Fabry disease an inherited lysosomal storage disease caused by a non-functional or only partially functional enzyme called alpha-galactosidase A (alpha-gal A), which results in the build up of enzyme substrates that cause cellular damage in tissues throughout the body and for which there is no cure.

Symptoms include pain that spreads through the body (called a Fabry crisis), gastrointestinal complications, headaches, impaired sweating, vertigo and hearing impairment. The age of onset, severity and progression of the disease is variable, but the disease can have a profound impact on health-related quality of life and can reduce life expectancy.

Galafold (migalastat) is an oral, small molecule drug designed to bind to this enzyme as it is made, helping it to fold correctly and improving its function. It is a life-long treatment, that costs £210,000 per patient per year (excluding VAT and any discounts).

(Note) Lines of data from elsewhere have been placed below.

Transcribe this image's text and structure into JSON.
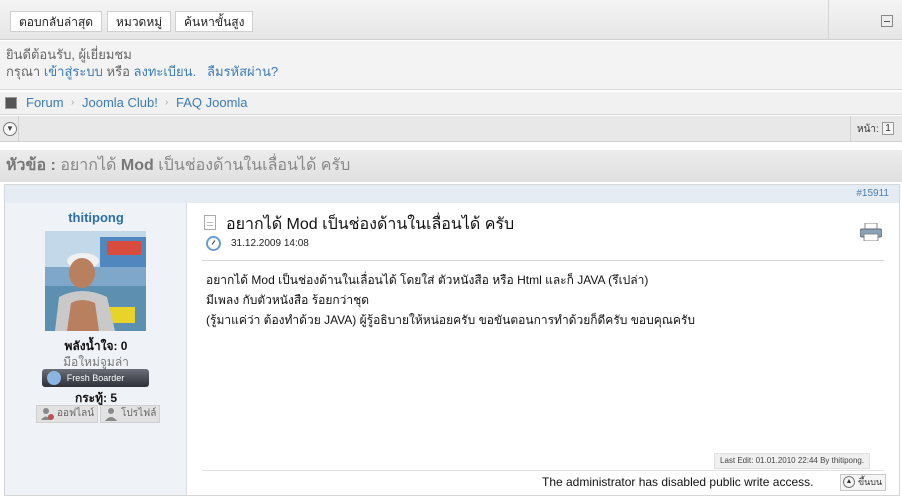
{
  "toolbar": {
    "latest_replies": "ตอบกลับล่าสุด",
    "categories": "หมวดหมู่",
    "advanced_search": "ค้นหาขั้นสูง"
  },
  "welcome": {
    "greeting": "ยินดีต้อนรับ, ผู้เยี่ยมชม",
    "please": "กรุณา",
    "login": "เข้าสู่ระบบ",
    "or": "หรือ",
    "register": "ลงทะเบียน.",
    "forgot": "ลืมรหัสผ่าน?"
  },
  "breadcrumb": [
    "Forum",
    "Joomla Club!",
    "FAQ Joomla"
  ],
  "pagination": {
    "label": "หน้า:",
    "current": "1"
  },
  "topic": {
    "prefix": "หัวข้อ :",
    "pre": "อยากได้",
    "bold": "Mod",
    "post": "เป็นช่องด้านในเลื่อนได้ ครับ"
  },
  "post": {
    "id": "#15911",
    "author": {
      "name": "thitipong",
      "karma": "พลังน้ำใจ: 0",
      "rank_title": "มือใหม่จูมล่า",
      "rank_badge": "Fresh Boarder",
      "posts_label": "กระทู้:",
      "posts_count": "5",
      "offline": "ออฟไลน์",
      "profile": "โปรไฟล์"
    },
    "subject": "อยากได้ Mod เป็นช่องด้านในเลื่อนได้ ครับ",
    "date": "31.12.2009 14:08",
    "body": [
      "อยากได้ Mod เป็นช่องด้านในเลื่อนได้ โดยใส่ ตัวหนังสือ หรือ Html และก็ JAVA (รึเปล่า)",
      "มีเพลง กับตัวหนังสือ ร้อยกว่าชุด",
      "(รู้มาแค่ว่า ต้องทำด้วย JAVA) ผู้รู้อธิบายให้หน่อยครับ ขอขันตอนการทำด้วยก็ดีครับ ขอบคุณครับ"
    ],
    "last_edit": "Last Edit: 01.01.2010 22:44 By thitipong.",
    "write_disabled": "The administrator has disabled public write access.",
    "top_button": "ขึ้นบน"
  }
}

In a final evaluation determination, NICE says the drug can be funded on the NHS within its marketing authorisation, that is for use in people over 16 years of age with an amenable mutation, but only if it is provided with the discount agreed in the patient access scheme and only if enzyme replacement therapy (ERT) would otherwise be offered.

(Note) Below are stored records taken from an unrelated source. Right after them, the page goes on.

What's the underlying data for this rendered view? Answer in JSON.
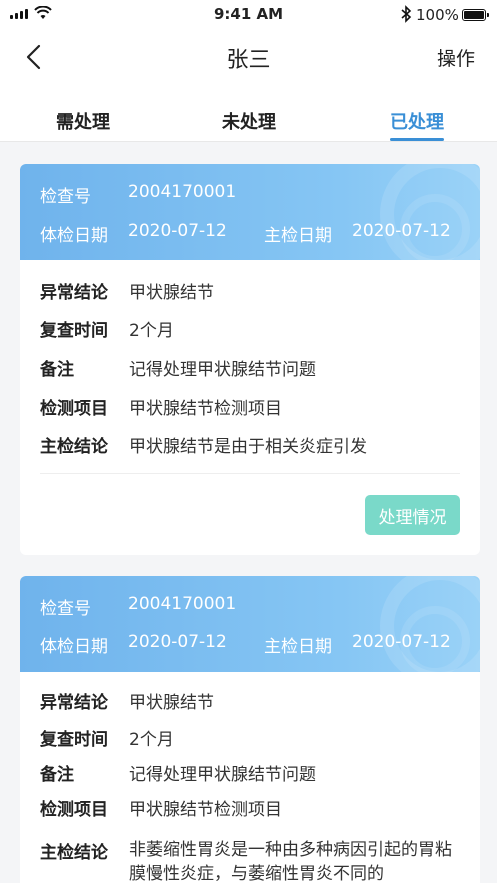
{
  "status_bar": {
    "time": "9:41 AM",
    "battery": "100%"
  },
  "nav": {
    "title": "张三",
    "action": "操作"
  },
  "tabs": [
    {
      "label": "需处理",
      "active": false
    },
    {
      "label": "未处理",
      "active": false
    },
    {
      "label": "已处理",
      "active": true
    }
  ],
  "colors": {
    "accent": "#3a8fd6",
    "header_gradient_start": "#6fb3ec",
    "button": "#7ad9c9"
  },
  "labels": {
    "exam_no": "检查号",
    "exam_date": "体检日期",
    "chief_date": "主检日期",
    "abnormal": "异常结论",
    "recheck": "复查时间",
    "remark": "备注",
    "items": "检测项目",
    "chief_conclusion": "主检结论",
    "status_button": "处理情况"
  },
  "records": [
    {
      "exam_no": "2004170001",
      "exam_date": "2020-07-12",
      "chief_date": "2020-07-12",
      "abnormal": "甲状腺结节",
      "recheck": "2个月",
      "remark": "记得处理甲状腺结节问题",
      "items": "甲状腺结节检测项目",
      "chief_conclusion": "甲状腺结节是由于相关炎症引发"
    },
    {
      "exam_no": "2004170001",
      "exam_date": "2020-07-12",
      "chief_date": "2020-07-12",
      "abnormal": "甲状腺结节",
      "recheck": "2个月",
      "remark": "记得处理甲状腺结节问题",
      "items": "甲状腺结节检测项目",
      "chief_conclusion": "非萎缩性胃炎是一种由多种病因引起的胃粘膜慢性炎症，与萎缩性胃炎不同的"
    }
  ]
}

When taking the confidential PAS discount into account, Galafold has a lower total cost than ERT, and potentially provides greater health benefits, the Institute said, but also stressed that there remain "important limitations" and uncertainties in the evidence presented for the drug.

Therefore, it is encouraging the company, NHS England and treatment centres to collect more evidence, particularly on the longer-term benefits of Galafold and ERT for treating Fabry disease, which should inform a future evaluation of the costs and benefits of all treatment options for the condition.

The company estimates that there are 855 people with Fabry disease in England.